M002: MOLECULAR EPIDEMIOLOGY OF PSEUDOMONAS AERUGINOSA INFECTION
IN CYSTIC FIBROSIS PATIENTS
M.J. Struelens, Microbiology and Infection Control Departments,
Hopital Erasme, Universite Libre de Bruxelles, Bruxelles, Belgique.
Pseudomonas aeruginosa remains a major cause of chronic morbidity and reduced life expectancy in patients with cystic fibrosis (C.F.). Because host-adapted strains of P. aeruginosa recovered from the respiratory tract of these patients show similar or unstable phenotypic characteristics, the study of the epidemiology of this chronic infection cannot rely on phenotypic markers. In recent years, several molecular typing methods have enabled progress in this area: chromosomal restriction fragment - length polymorphism (RFLP) by using the toxA gene probe (1), genome macrorestriction analysis resolved by pulsed field gel electrophoresis (2-3) and arbitrarily-primed PCR fingerprinting (4).

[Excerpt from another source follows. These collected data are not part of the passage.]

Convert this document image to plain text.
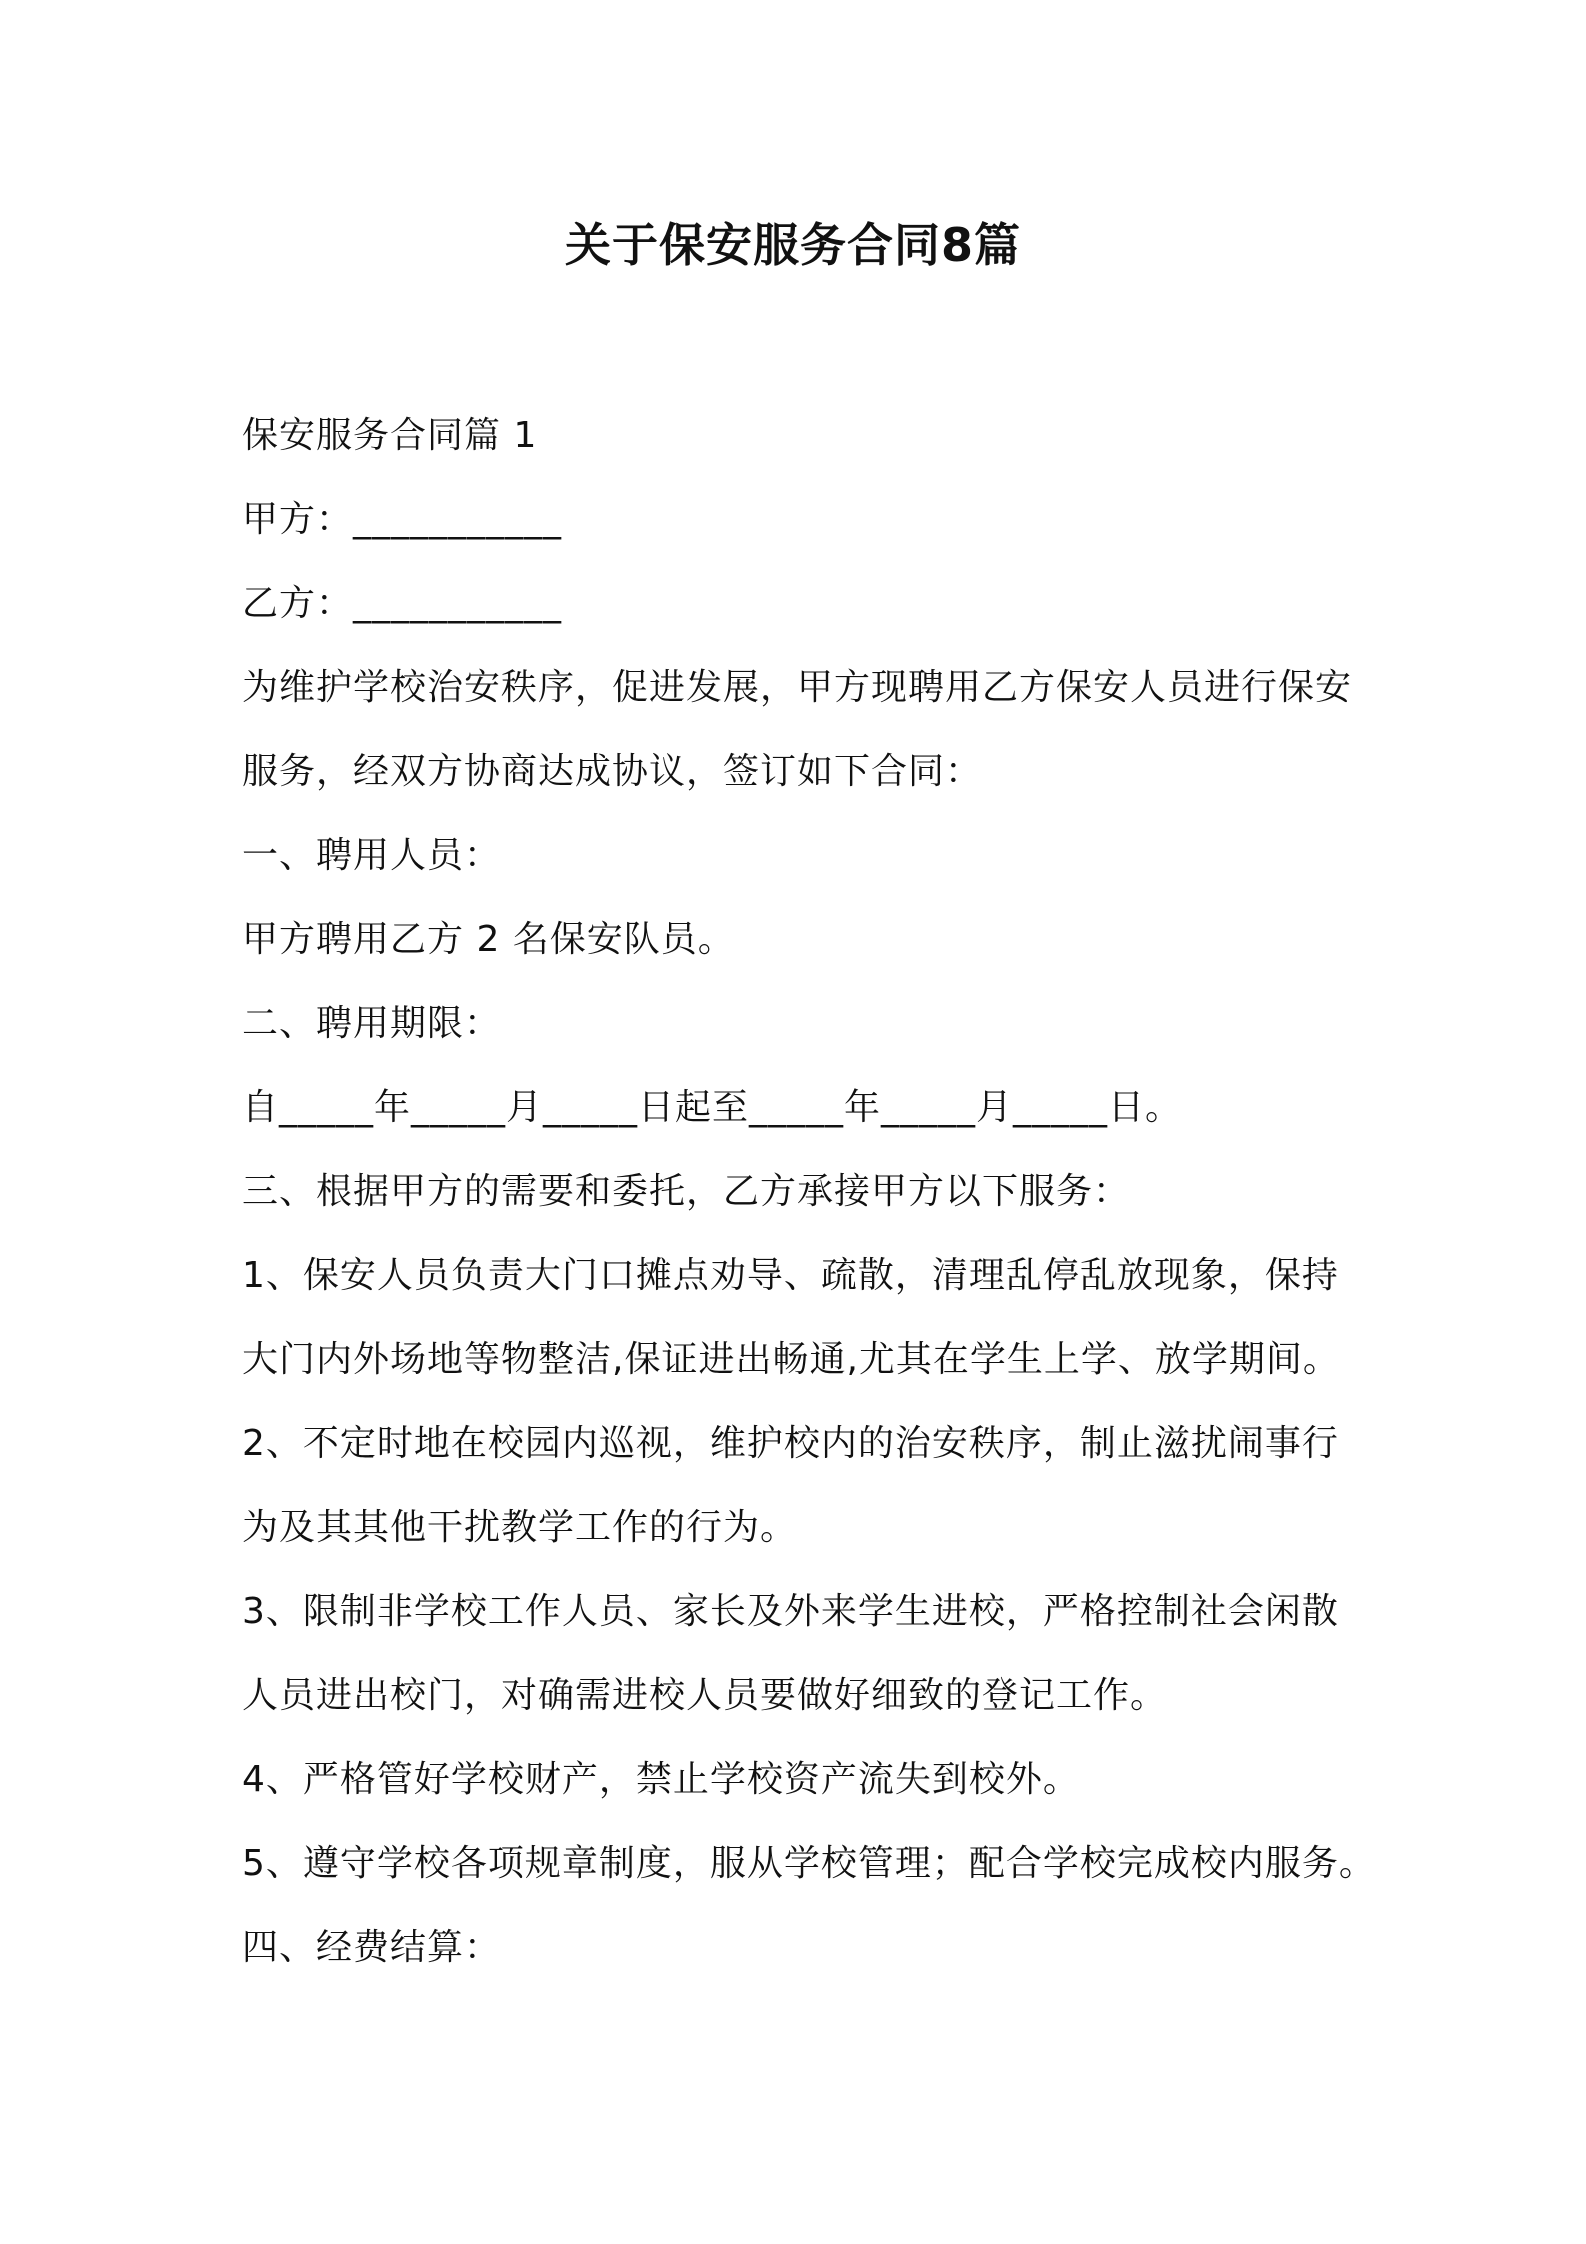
关于保安服务合同8篇
保安服务合同篇 1
甲方：___________
乙方：___________
为维护学校治安秩序，促进发展，甲方现聘用乙方保安人员进行保安
服务，经双方协商达成协议，签订如下合同：
一、聘用人员：
甲方聘用乙方 2 名保安队员。
二、聘用期限：
自_____年_____月_____日起至_____年_____月_____日。
三、根据甲方的需要和委托，乙方承接甲方以下服务：
1、保安人员负责大门口摊点劝导、疏散，清理乱停乱放现象，保持
大门内外场地等物整洁,保证进出畅通,尤其在学生上学、放学期间。
2、不定时地在校园内巡视，维护校内的治安秩序，制止滋扰闹事行
为及其其他干扰教学工作的行为。
3、限制非学校工作人员、家长及外来学生进校，严格控制社会闲散
人员进出校门，对确需进校人员要做好细致的登记工作。
4、严格管好学校财产，禁止学校资产流失到校外。
5、遵守学校各项规章制度，服从学校管理；配合学校完成校内服务。
四、经费结算：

Long term prospective studies using macrorestriction analysis have shown that a majority of CF patients harbour a single P. aeruginosa clone for many years, and less commonly a second or third clone for transient periods of time (2-3). In one study, increasing antimicrobial resistance was associated with true emergence of resistant variants in about 80% of the cases and superinfection with a distinct clone in 20% of the cases (3). Revertants to susceptible phenotypes also occurred commonly- among clonal variants. Subclonal variation at the genomic level can be detected over several years of carriage, with shifts of macrorestriction patterns yielding up to 20% pattern diversity (3-4).
In several recent studies, epidemiologically related CF patients were found to carry identical P. aeruginosa clones in their lungs, including among patients attending the same clinic (2-5), rehabilitation centre (2) or holiday camps (1). This finding may indicate: (i) cross-infection during hospital care or during social contact between CF patients, (ii) common-source infection from a nosocomial or other environmental reservoir; (iii) independent acquisition from multiple sources of widespread clones colonizing natural or man-made environment.
Direct evidence of cross-infection has been gathered by Wolz et al, who documented a risk of 9% cross-colonization among CF patients attending a 6-week long recreation camp (1). In studies of 1-week long holiday camps, we observed an attack-rate of 14% cross-infection during 42 available patient stays. However, long-term follow-up was not available to assess the persistence and clinical relevance of this phenomenon. In studies in a rehabilitation centre, we were unable to detect cross-infection in 23 CF patients over 8-weeks of study, suggesting that the rate of transmission was low in a centre where maximal hygienic precautions were taken.
A study by Romling et al clearly illustrate the possibility of independent acquisition of the same clone by CF patients from multiple sources in the aquatic environment (5). Closely related clonal variants were identified in 28%
CF patients living in one city and 21% of water samples collected 300 km away from the CF clinic (5).
In conclusion, genomic typing systems have provided new insights into the epidemiology of P. aeruginosa infection in CF patients. Antibiotic resistance appears predominantly associated with mutant selection rather than nosocomial transmission. Cross-infection occurs at a rate of 1 case per 100 days of stay at CF recreation camps, but appears less common in clinics or rehabilitation centres with good hygiene standards. The role of the environmental reservoir outside the hospital as a source of infection may be important and deserves further study.
References
1. Wolz C., G. Kiosz, J.W. Ogle, M.L. Vasil, U. Schaad, K. Botzenhart, and G. Döring. 1989. Pseudomonas aeruginosa cross-colonization and persistence in patients with cystic fibrosis. Use of a DNA probe. Epidemiol. Infect. 102:205-214.
2. Grothues D., V. Koopman, H. von der Hardt, and B. Tümmler. 1988. Genome fingerprinting of Pseudomonas aeruginosa indicates colonization of cystic fibrosis siblings with closely related strains. J. Clin. Microbiol. 26:115-123.
3. Struelens M., V. Schwam, A. Deplano and D. Baran. 1993. Genome macrorestriction analysis of diversity and variability of Pseudomonas aeruginosa strains infecting cystic fibrosis patients. J. Clin. Microbiol. 31 :2320-2326.
4 Kersulyte D., M.Struelens, A. Deplano and D.E. Berg. 1995. Comparison of arbitrarily primed PCR and macrorestriction (pulsed field gel electrophoresis) typing of Pseudomonas aeruginosa strains from cystic fibrosis patients. J. Clin. Microbiol. Submitted.
5 Römling U., J. Wingender, H. Muller and B. Tümmler. 1994. A major Pseudomonas aeruginosa clone common to patients and aquatic habitats. Appl. Environ. Microbiol. 60:1734-1738.